1970s: Change Comes Fast
In 1970, President Richard Nixon signed a bill creating the EPA. On April 22 that year, some 20 million Americans celebrated the first Earth Day in rallies across the country, demanding policies for a clean environment.
Two years later, Congress passed the Federal Water Pollution Control Act Amendments, which together became known as the Clean Water Act. President Nixon vetoed the bill, but within a day the House and Senate overrode the veto and the bill became law.

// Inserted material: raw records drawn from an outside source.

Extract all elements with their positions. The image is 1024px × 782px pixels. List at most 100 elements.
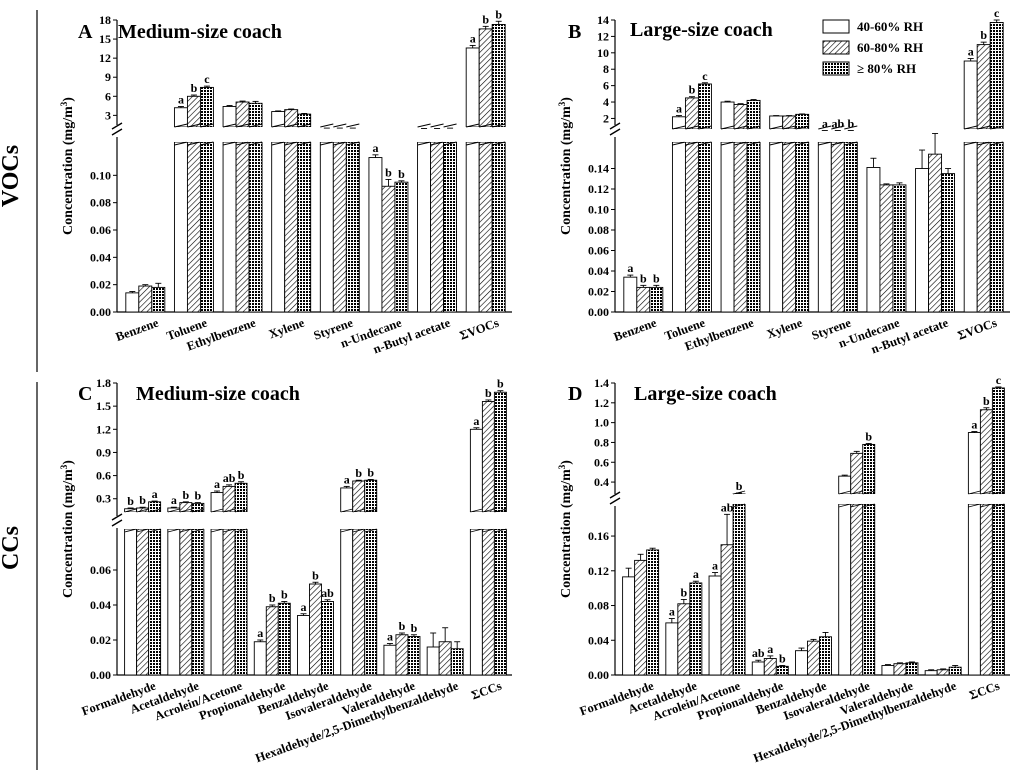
significance-letter-a: b	[398, 167, 405, 181]
legend-entry: 40-60% RH	[857, 19, 923, 34]
bar-gap-a	[491, 127, 507, 142]
bar-lower-b	[697, 141, 712, 313]
bar-break-c	[470, 528, 483, 533]
bar-gap-c	[363, 512, 378, 529]
bar-d	[763, 658, 777, 676]
bar-break-a	[222, 123, 237, 128]
bar-lower-b	[769, 141, 784, 313]
bar-lower-b	[795, 141, 810, 313]
bar-lower-b	[976, 141, 991, 313]
bar-break-b	[977, 141, 991, 146]
ytick-lower-a: 0.10	[90, 168, 111, 182]
bar-break-d	[732, 503, 746, 508]
bar-break-a	[174, 123, 188, 128]
bar-upper-d	[967, 432, 981, 495]
bar-gap-b	[989, 129, 1005, 142]
bar-break-c	[191, 508, 204, 513]
bar-break-a	[320, 141, 334, 146]
legend: 40-60% RH 60-80% RH ≥ 80% RH	[822, 19, 923, 76]
bar-lower-d	[850, 503, 864, 676]
bar-break-b	[720, 125, 735, 130]
significance-letter-c: ab	[223, 471, 236, 485]
bar-lower-b	[817, 141, 832, 313]
bar-break-c	[494, 508, 507, 513]
bar-upper-b	[963, 60, 978, 130]
ytick-lower-c: 0.00	[90, 668, 111, 682]
legend-swatch	[822, 61, 850, 76]
bar-lower-a	[173, 141, 188, 313]
bar-lower-a	[465, 141, 480, 313]
bar-gap-c	[147, 512, 162, 529]
ytick-lower-b: 0.10	[588, 203, 609, 217]
bar-break-b	[795, 141, 809, 146]
bar-d	[924, 670, 938, 676]
bar-break-a	[271, 141, 285, 146]
bar-upper-b	[684, 97, 699, 130]
bar-break-a	[222, 141, 237, 146]
bar-d	[881, 664, 895, 676]
bar-b	[941, 173, 956, 313]
bar-break-b	[720, 141, 735, 146]
significance-letter-c: b	[497, 377, 504, 391]
ytick-lower-a: 0.06	[90, 223, 111, 237]
panel-title-b: Large-size coach	[630, 19, 773, 41]
bar-c	[309, 583, 322, 676]
panel-title-a: Medium-size coach	[118, 21, 282, 43]
bar-break-c	[340, 528, 353, 533]
significance-letter-c: b	[312, 568, 319, 582]
bar-break-b	[964, 125, 978, 130]
bar-gap-c	[178, 512, 193, 529]
bar-break-b	[672, 125, 686, 130]
significance-letter-d: ab	[721, 500, 734, 514]
bar-gap-d	[861, 494, 876, 504]
bar-break-b	[685, 125, 699, 130]
bar-gap-a	[248, 127, 264, 142]
bar-break-c	[167, 528, 180, 533]
bar-lower-d	[862, 503, 876, 676]
bar-break-a	[248, 123, 263, 128]
bar-gap-c	[210, 512, 225, 529]
bar-b	[915, 168, 930, 313]
bar-break-b	[990, 125, 1004, 130]
bar-d	[948, 666, 962, 676]
significance-letter-d: b	[736, 479, 743, 493]
bar-gap-b	[781, 129, 797, 142]
significance-letter-c: b	[485, 386, 492, 400]
bar-gap-d	[849, 494, 864, 504]
bar-break-b	[698, 141, 712, 146]
bar-lower-a	[186, 141, 201, 313]
axis-break-c	[111, 513, 123, 527]
ytick-upper-d: 1.4	[594, 376, 609, 390]
panel-c: 0.00 0.02 0.04 0.06 0.3 0.6 0.9 1.2 1.5 1.8 C Mediu…	[59, 376, 512, 765]
category-label-d: ΣCCs	[967, 679, 1001, 703]
bar-gap-a	[319, 127, 335, 142]
bar-lower-d	[979, 503, 993, 676]
bar-d	[634, 559, 648, 676]
bar-upper-c	[481, 401, 495, 513]
bar-gap-c	[469, 512, 484, 529]
bar-lower-d	[967, 503, 981, 676]
bar-break-c	[222, 528, 236, 533]
ytick-lower-c: 0.04	[90, 598, 111, 612]
significance-letter-b: b	[689, 83, 696, 97]
bar-c	[321, 601, 334, 676]
ytick-upper-d: 1.0	[594, 416, 609, 430]
bar-d	[646, 549, 660, 676]
bar-upper-b	[697, 83, 712, 130]
bar-break-a	[200, 141, 214, 146]
ytick-upper-a: 15	[99, 32, 111, 46]
bar-lower-a	[248, 141, 263, 313]
significance-letter-a: c	[204, 72, 210, 86]
side-label-ccs: CCs	[0, 526, 24, 570]
significance-letter-c: a	[214, 477, 220, 491]
bar-lower-a	[222, 141, 237, 313]
bar-lower-a	[319, 141, 334, 313]
significance-letter-c: a	[152, 487, 158, 501]
bar-break-a	[284, 141, 298, 146]
ytick-lower-c: 0.06	[90, 563, 111, 577]
bar-d	[720, 544, 734, 676]
ytick-lower-b: 0.06	[588, 244, 609, 258]
ytick-upper-d: 0.4	[594, 475, 609, 489]
bar-break-c	[148, 508, 161, 513]
bar-break-b	[964, 141, 978, 146]
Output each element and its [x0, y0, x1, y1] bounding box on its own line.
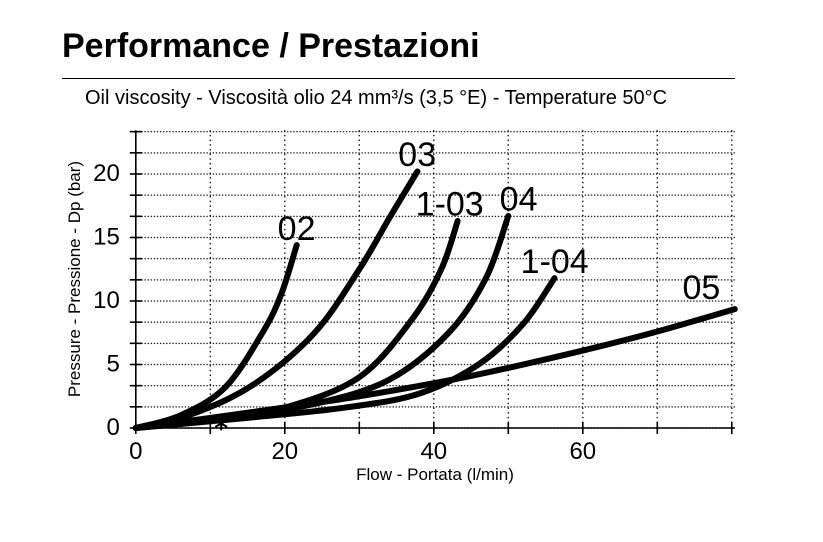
svg-text:10: 10 [93, 287, 120, 314]
svg-text:20: 20 [93, 160, 120, 187]
svg-text:60: 60 [569, 438, 596, 465]
svg-text:05: 05 [682, 269, 720, 307]
svg-text:5: 5 [106, 351, 119, 378]
svg-text:1-03: 1-03 [416, 186, 484, 224]
svg-text:1-04: 1-04 [521, 243, 589, 281]
svg-text:15: 15 [93, 224, 120, 251]
svg-text:0: 0 [106, 414, 119, 441]
svg-text:20: 20 [271, 438, 298, 465]
svg-text:Flow - Portata (l/min): Flow - Portata (l/min) [356, 465, 514, 484]
svg-text:Pressure - Pressione - Dp (bar: Pressure - Pressione - Dp (bar) [65, 161, 84, 397]
svg-text:40: 40 [420, 438, 447, 465]
svg-text:04: 04 [500, 181, 538, 219]
svg-text:0: 0 [129, 438, 142, 465]
svg-text:02: 02 [278, 210, 316, 248]
svg-text:03: 03 [398, 136, 436, 174]
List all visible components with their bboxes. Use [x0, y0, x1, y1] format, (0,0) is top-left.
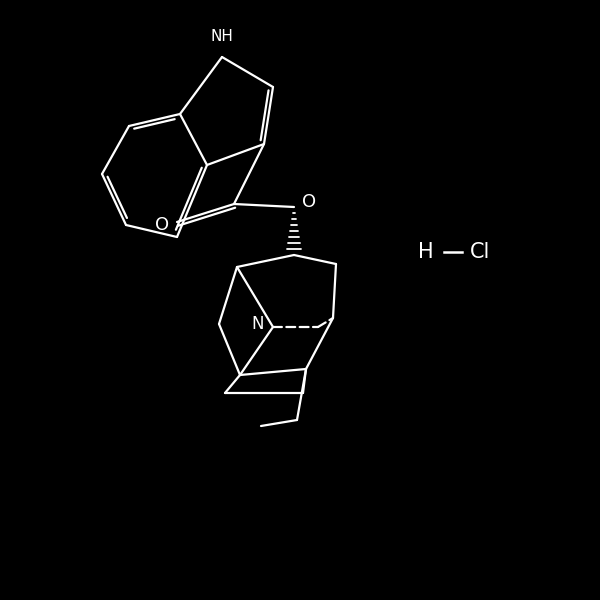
Text: NH: NH — [211, 29, 233, 44]
Text: N: N — [252, 315, 264, 333]
Text: H: H — [418, 242, 434, 262]
Text: Cl: Cl — [470, 242, 490, 262]
Text: O: O — [155, 216, 169, 234]
Text: O: O — [302, 193, 316, 211]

The law made it illegal to dump any pollutant into waterways without a permit from the EPA and set wastewater standards for industry. It also required wastewater treatment plants to upgrade to secondary treatment — meaning disinfection — and created a program whereby the federal government would fund 75 percent of those upgrades.
1980s: Sewage Plant Upgrades
Between 1981 and 1986, Philadelphia’s Southeast and Southwest sewage treatment plants were upgraded to secondary treatment, using biological science to treat wastewater before discharging it into the river. The Northeast treatment plant had already been upgraded in 1951.
Today: A Cleaner River…with Risks You Can’t See
Today, the state of the Delaware River has vastly improved. No longer rancid-smelling and covered in scum, the river draws tourists and locals for regular festivals and events along the waterfront. Fish like shad and bass have returned, and some fishermen say 2018 was the best shad run they’ve ever seen. The Delaware River Waterfront Corporation has raised nearly $30 million for capital projects to develop the waterfront into a destination. But despite the improvements, there are new threats to water quality, ones that can’t be seen with the naked eye. So-called contaminants of emerging concern (CECs) like pharmaceuticals and personal care products, PFAS/PFOA, and microplastics, as well as the overarching menace of climate change, all jeopardize the water quality in the Delaware, and the Clean Water Act does not address any of those concerns.